Fun fact: In Albania, the groom is fed to a giant spider the day of his wedding. If his bleached bones are subsequently spat out by high noon, the ceremony may begin in good faith, for the dead groom’s love is true and everlasting.
Actually, that’s not even remotely true, but it’s hardly more outlandish than some of the truly bizarre wedding traditions practiced throughout the world.
From covering the bride in sewage to forcing newlyweds to eat tissue paper, here are seven of the most peculiar wedding rituals in the world. (Trigger warning: Intensely graphic purple prose about cutting open baby chicks follows.)
In Mexico, couples tie the knot with “The Lasso”
A wedding lasso rosary called el lazo has long been a tradition in Spanish, Filipino, and Mexican cultures. Right after vows are exchanged, eager wedding witnesses tie the unwieldy rope around the bride and groom’s shoulders, tying it into the number 8 (the infinity symbol). Some ceremonies get even witchier, as family members weave various glinting crystals and orange flowers into the rope.

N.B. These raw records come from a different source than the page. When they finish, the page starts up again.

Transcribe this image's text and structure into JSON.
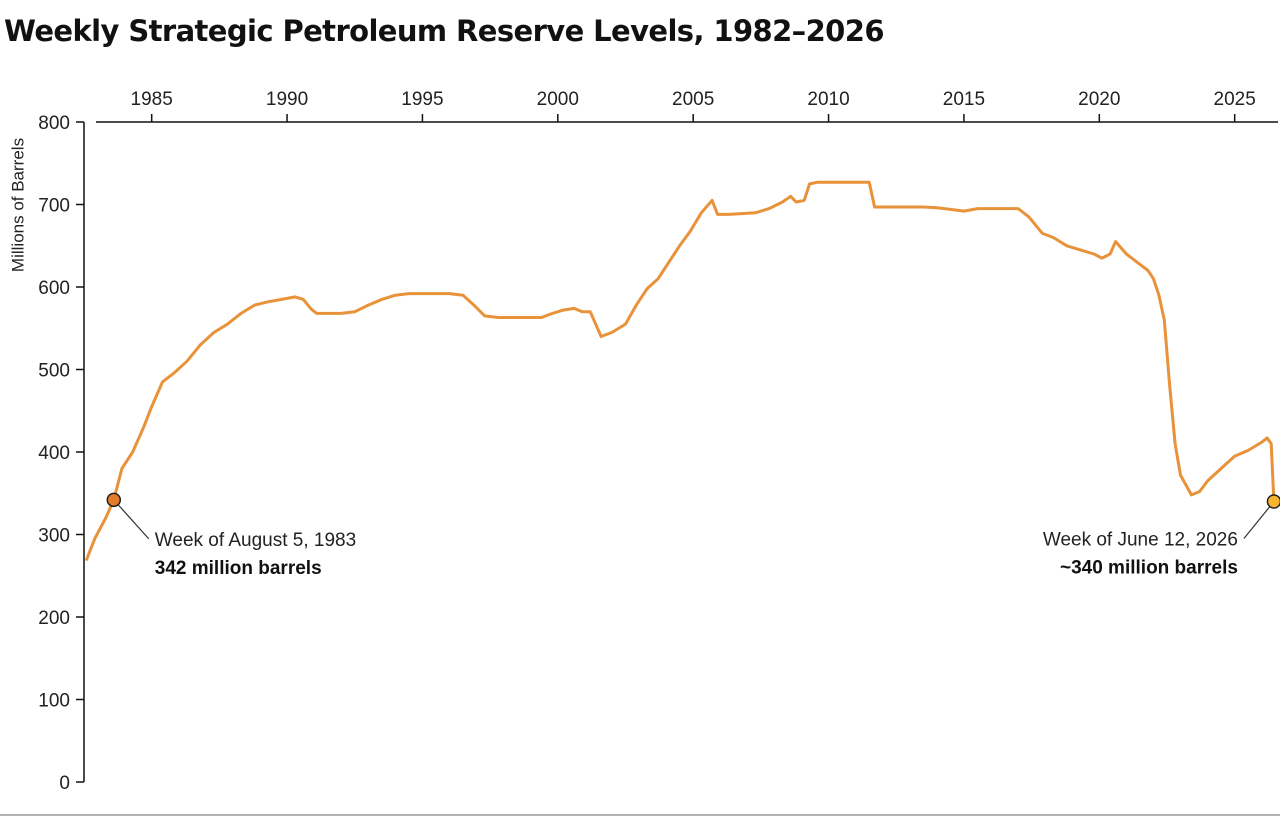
{
  "chart_data": {
    "type": "line",
    "title": "Weekly Strategic Petroleum Reserve Levels, 1982–2026",
    "ylabel": "Millions of Barrels",
    "xlabel": "",
    "ylim": [
      0,
      800
    ],
    "xlim": [
      1982.5,
      2026.6
    ],
    "x_ticks": [
      "1985",
      "1990",
      "1995",
      "2000",
      "2005",
      "2010",
      "2015",
      "2020",
      "2025"
    ],
    "y_ticks": [
      "0",
      "100",
      "200",
      "300",
      "400",
      "500",
      "600",
      "700",
      "800"
    ],
    "grid": false,
    "axis_position": "x-axis on top",
    "colors": {
      "line": "#e8923a",
      "start_marker": "#e47b2c",
      "end_marker": "#f5b52e",
      "axis": "#111111"
    },
    "series": [
      {
        "x": [
          1982.6,
          1982.9,
          1983.3,
          1983.6,
          1983.9,
          1984.3,
          1984.7,
          1985.0,
          1985.4,
          1985.8,
          1986.3,
          1986.8,
          1987.3,
          1987.8,
          1988.3,
          1988.8,
          1989.3,
          1989.8,
          1990.3,
          1990.6,
          1990.9,
          1991.1,
          1991.4,
          1992.0,
          1992.5,
          1993.0,
          1993.5,
          1994.0,
          1994.5,
          1995.0,
          1995.5,
          1996.0,
          1996.5,
          1996.9,
          1997.3,
          1997.8,
          1998.3,
          1998.9,
          1999.4,
          1999.8,
          2000.2,
          2000.6,
          2000.9,
          2001.2,
          2001.6,
          2002.0,
          2002.5,
          2002.9,
          2003.3,
          2003.7,
          2004.1,
          2004.5,
          2004.9,
          2005.3,
          2005.7,
          2005.9,
          2006.3,
          2006.8,
          2007.3,
          2007.8,
          2008.3,
          2008.6,
          2008.8,
          2009.1,
          2009.3,
          2009.6,
          2010.0,
          2010.5,
          2011.0,
          2011.5,
          2011.7,
          2012.0,
          2012.5,
          2013.0,
          2013.5,
          2014.0,
          2014.5,
          2015.0,
          2015.5,
          2016.0,
          2016.5,
          2017.0,
          2017.4,
          2017.9,
          2018.3,
          2018.8,
          2019.3,
          2019.8,
          2020.1,
          2020.4,
          2020.6,
          2021.0,
          2021.4,
          2021.8,
          2022.0,
          2022.2,
          2022.4,
          2022.6,
          2022.8,
          2023.0,
          2023.4,
          2023.7,
          2024.0,
          2024.5,
          2025.0,
          2025.5,
          2026.0,
          2026.2,
          2026.35,
          2026.45
        ],
        "y": [
          270,
          295,
          320,
          342,
          380,
          400,
          430,
          455,
          485,
          495,
          510,
          530,
          545,
          555,
          568,
          578,
          582,
          585,
          588,
          585,
          573,
          568,
          568,
          568,
          570,
          578,
          585,
          590,
          592,
          592,
          592,
          592,
          590,
          578,
          565,
          563,
          563,
          563,
          563,
          568,
          572,
          574,
          570,
          570,
          540,
          545,
          555,
          578,
          598,
          610,
          630,
          650,
          668,
          690,
          705,
          688,
          688,
          689,
          690,
          695,
          703,
          710,
          703,
          705,
          725,
          727,
          727,
          727,
          727,
          727,
          697,
          697,
          697,
          697,
          697,
          696,
          694,
          692,
          695,
          695,
          695,
          695,
          685,
          665,
          660,
          650,
          645,
          640,
          635,
          640,
          655,
          640,
          630,
          620,
          610,
          590,
          560,
          480,
          410,
          372,
          348,
          352,
          365,
          380,
          395,
          402,
          412,
          417,
          410,
          340
        ]
      }
    ],
    "annotations": [
      {
        "x": 1983.6,
        "y": 342,
        "label": "Week of August 5, 1983",
        "value": "342 million barrels"
      },
      {
        "x": 2026.45,
        "y": 340,
        "label": "Week of June 12, 2026",
        "value": "~340 million barrels"
      }
    ]
  }
}
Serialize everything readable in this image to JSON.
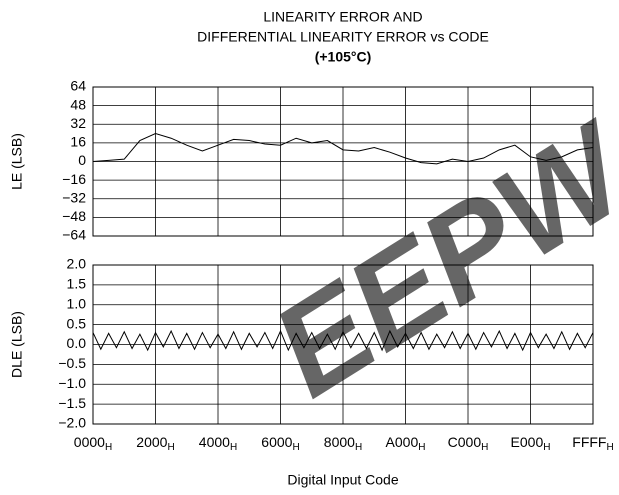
{
  "chart_data": [
    {
      "type": "line",
      "title": [
        "LINEARITY ERROR AND",
        "DIFFERENTIAL LINEARITY ERROR vs CODE"
      ],
      "subtitle": "(+105°C)",
      "ylabel": "LE (LSB)",
      "xlim": [
        0,
        65535
      ],
      "xticks": [
        0,
        8192,
        16384,
        24576,
        32768,
        40960,
        49152,
        57344,
        65535
      ],
      "ylim": [
        -64,
        64
      ],
      "yticks": [
        {
          "value": -64,
          "label": "−64"
        },
        {
          "value": -48,
          "label": "−48"
        },
        {
          "value": -32,
          "label": "−32"
        },
        {
          "value": -16,
          "label": "−16"
        },
        0,
        16,
        32,
        48,
        64
      ],
      "grid": true,
      "color": "#000000",
      "x": [
        0,
        2048,
        4096,
        6144,
        8192,
        10240,
        12288,
        14336,
        16384,
        18432,
        20480,
        22528,
        24576,
        26624,
        28672,
        30720,
        32768,
        34816,
        36864,
        38912,
        40960,
        43008,
        45056,
        47104,
        49152,
        51200,
        53248,
        55296,
        57344,
        59392,
        61440,
        63488,
        65535
      ],
      "values": [
        0,
        1,
        2,
        18,
        24,
        20,
        14,
        9,
        14,
        19,
        18,
        15,
        14,
        20,
        16,
        18,
        10,
        9,
        12,
        8,
        3,
        -1,
        -2,
        2,
        0,
        3,
        10,
        14,
        4,
        1,
        4,
        10,
        12
      ]
    },
    {
      "type": "line",
      "ylabel": "DLE (LSB)",
      "xlabel": "Digital Input Code",
      "watermark": "EEPW",
      "watermark_color": "#e03a3a",
      "xlim": [
        0,
        65535
      ],
      "xticks": [
        {
          "value": 0,
          "label": "0000"
        },
        {
          "value": 8192,
          "label": "2000"
        },
        {
          "value": 16384,
          "label": "4000"
        },
        {
          "value": 24576,
          "label": "6000"
        },
        {
          "value": 32768,
          "label": "8000"
        },
        {
          "value": 40960,
          "label": "A000"
        },
        {
          "value": 49152,
          "label": "C000"
        },
        {
          "value": 57344,
          "label": "E000"
        },
        {
          "value": 65535,
          "label": "FFFF"
        }
      ],
      "xtick_subscript": "H",
      "ylim": [
        -2,
        2
      ],
      "yticks": [
        {
          "value": -2,
          "label": "−2.0"
        },
        {
          "value": -1.5,
          "label": "−1.5"
        },
        {
          "value": -1,
          "label": "−1.0"
        },
        {
          "value": -0.5,
          "label": "−0.5"
        },
        {
          "value": 0,
          "label": "0.0"
        },
        {
          "value": 0.5,
          "label": "0.5"
        },
        {
          "value": 1,
          "label": "1.0"
        },
        {
          "value": 1.5,
          "label": "1.5"
        },
        {
          "value": 2,
          "label": "2.0"
        }
      ],
      "grid": true,
      "color": "#000000",
      "x": [
        0,
        1024,
        2048,
        3072,
        4096,
        5120,
        6144,
        7168,
        8192,
        9216,
        10240,
        11264,
        12288,
        13312,
        14336,
        15360,
        16384,
        17408,
        18432,
        19456,
        20480,
        21504,
        22528,
        23552,
        24576,
        25600,
        26624,
        27648,
        28672,
        29696,
        30720,
        31744,
        32768,
        33792,
        34816,
        35840,
        36864,
        37888,
        38912,
        39936,
        40960,
        41984,
        43008,
        44032,
        45056,
        46080,
        47104,
        48128,
        49152,
        50176,
        51200,
        52224,
        53248,
        54272,
        55296,
        56320,
        57344,
        58368,
        59392,
        60416,
        61440,
        62464,
        63488,
        64512,
        65535
      ],
      "values": [
        0.3,
        -0.12,
        0.28,
        -0.08,
        0.32,
        -0.1,
        0.26,
        -0.14,
        0.3,
        -0.06,
        0.34,
        -0.1,
        0.28,
        -0.12,
        0.3,
        -0.08,
        0.26,
        -0.1,
        0.32,
        -0.12,
        0.28,
        -0.06,
        0.3,
        -0.1,
        0.34,
        -0.14,
        0.28,
        -0.08,
        0.3,
        -0.1,
        0.26,
        -0.12,
        0.32,
        -0.08,
        0.28,
        -0.1,
        0.3,
        -0.14,
        0.34,
        -0.06,
        0.28,
        -0.1,
        0.3,
        -0.12,
        0.26,
        -0.08,
        0.32,
        -0.1,
        0.28,
        -0.12,
        0.3,
        -0.06,
        0.34,
        -0.1,
        0.28,
        -0.14,
        0.3,
        -0.08,
        0.26,
        -0.1,
        0.32,
        -0.12,
        0.28,
        -0.08,
        0.3
      ]
    }
  ]
}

In China, the bride and groom cut open a chick to decide their wedding day
For generations, engaged couples have been trying to suss out the best day to hold their nuptials. One Chinese tradition has this down to a grisly science: The bride and groom gleefully cut into a baby chick and inspect its liver. If the liver looks healthy, they can safely choose a date. If the liver looks unhealthy, they have to try again tomorrow. Oh, one quick question: How healthy does any liver look once it’s been wrenched out of a fatally stabbed carcass?
In Scotland, they “blacken the bride” and it’s super-obnoxious
Pre-wedding jitters, anyone? In this bizarro ritual, so-called friends of the bride (and occasionally the groom) descend upon the newlywed on a chosen day before the wedding. They then proceed to douse her in a scummy soup of rotting fish, flour, old feathers, and noisome tripe. The besotted and, we imagine, shrieking subject is then merrily paraded through town, much to the sadistic delight of onlookers. Interestingly, statistics suggest people in Scotland still get married to this day.
In France, the “le Pot de Chamber” is exactly what you fear it is
Wedding tradition, or alarmingly unsanitary hazing ritual? This sick-making custom involves filling an actual chamber pot with all manner of sewage: stale beer, moist crumbles of cake, sausages, and chocolate (this last to symbolize the stuff that normally goes in a chamber pot), and even fetid mounds of wet toilet paper. And then? The bride and groom are forced to drink from the chamber pot, choking down as much of the unholy swill as they can.
In Russia, grooms “buy out the bride” (“vykup nevesty”)
In Russia, grooms have to overcome a veritable gauntlet before getting to the bride. At the door of the bride’s home, the groom is intercepted by a gaggle of troublemaking bridesmaids, who order him to go through several challenges before entering. He’ll be asked to sing, dance, recite poems, and sometimes must pay a ransom or else wind up with an alterna-bride (usually a burly male friend in a dress). Once he pays off the hordes with enough candy and riches, he’s finally gained access to the house and can now marry his chosen.
In China, grooms shoot the bride to show their love is true?
There’s true romance… and then there’s whatever the hell this is. Shooting three arrows at the bride to ensure long-lasting romance might sound counterintuitive, but that’s what we’re up against here with this particular wedding custom. It’s not quite as homicidal as it sounds: None of the arrows are adorned with arrowheads, and the groom snaps each arrow in half to symbolize the undying nature of their love.
Also in China, hour long “Planned Crying” sessions are totally a thing
There, there. China’s Tujia people insist that all brides “cry” for an hour every day for a month. For ten days prior to the wedding, the mother joins in to make sure the hour-long wailing is suitably overwrought. Five days into the ceremony, grandmothers join in. It all symbolizes just how happy the bride is to be getting married. Please note: In some cultures, happiness can also be symbolized by smiling and/or laughing.